This patch adds CLANG_BOLT_INSTRUMENT option that applies BOLT instrumentation
to Clang, performs a bootstrap build with the resulting Clang, merges resulting
fdata files into a single profile file, and uses it to perform BOLT optimization
on the original Clang binary.
The projects and targets used for bootstrap/profile collection are configurable via
CLANG_BOLT_INSTRUMENT_PROJECTS and CLANG_BOLT_INSTRUMENT_TARGETS.

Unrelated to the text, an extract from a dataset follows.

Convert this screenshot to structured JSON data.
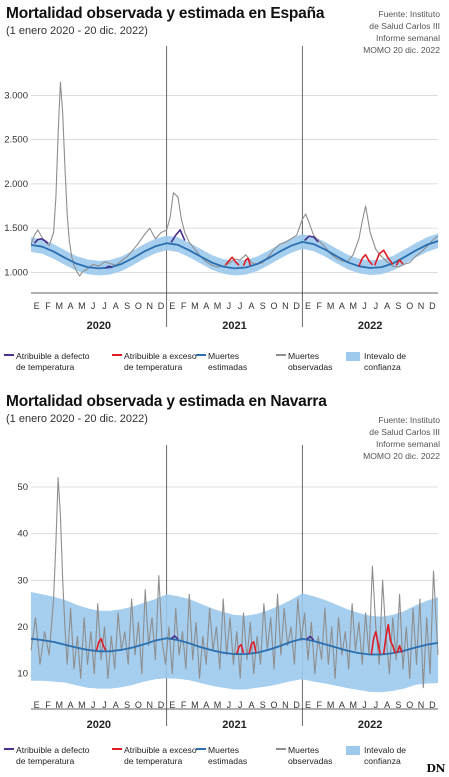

The defaults are "llvm" and "count" respectively, which results in a profile with
~5.3B dynamically executed instructions.
The intended use of the functionality is through BOLT CMake cache file, similar
to PGO 2-stage build:
cmake <llvm-project>/llvm -C <llvm-project>/clang/cmake/caches/BOLT.cmake ninja clang++-bolt # pulls clang-bolt
Stats with a recent checkout (clang-16), pre-built BOLT and Clang, 72vCPU/224G
CMake configure with host Clang + BOLT.cmake | 1m6.592s |
Instrumenting Clang with BOLT | 2m50.508s |
CMake configure llvm with instrumented Clang | 5m46.364s (~5x slowdown) |
CMake build not with instrumented Clang | 0m6.456s |
Merging fdata files | 0m9.439s |
Optimizing Clang with BOLT | 0m39.201s |
Building Clang:
cmake ../llvm-project/llvm -DCMAKE_C_COMPILER=... -DCMAKE_CXX_COMPILER=... -DCMAKE_BUILD_TYPE=Release -DLLVM_ENABLE_PROJECTS=clang -DLLVM_TARGETS_TO_BUILD=Native -GNinja
Release | BOLT-optimized | |
cmake | 0m24.016s | 0m22.333s |
ninja clang | 5m55.692s | 4m35.122s |
I know it's not rigorous, but shows a ballpark figure.
We could consider moving this block to a separate file which would then be included here since this file is already getting pretty large and the logic in this block is self-contained. That could be done in a follow up change though.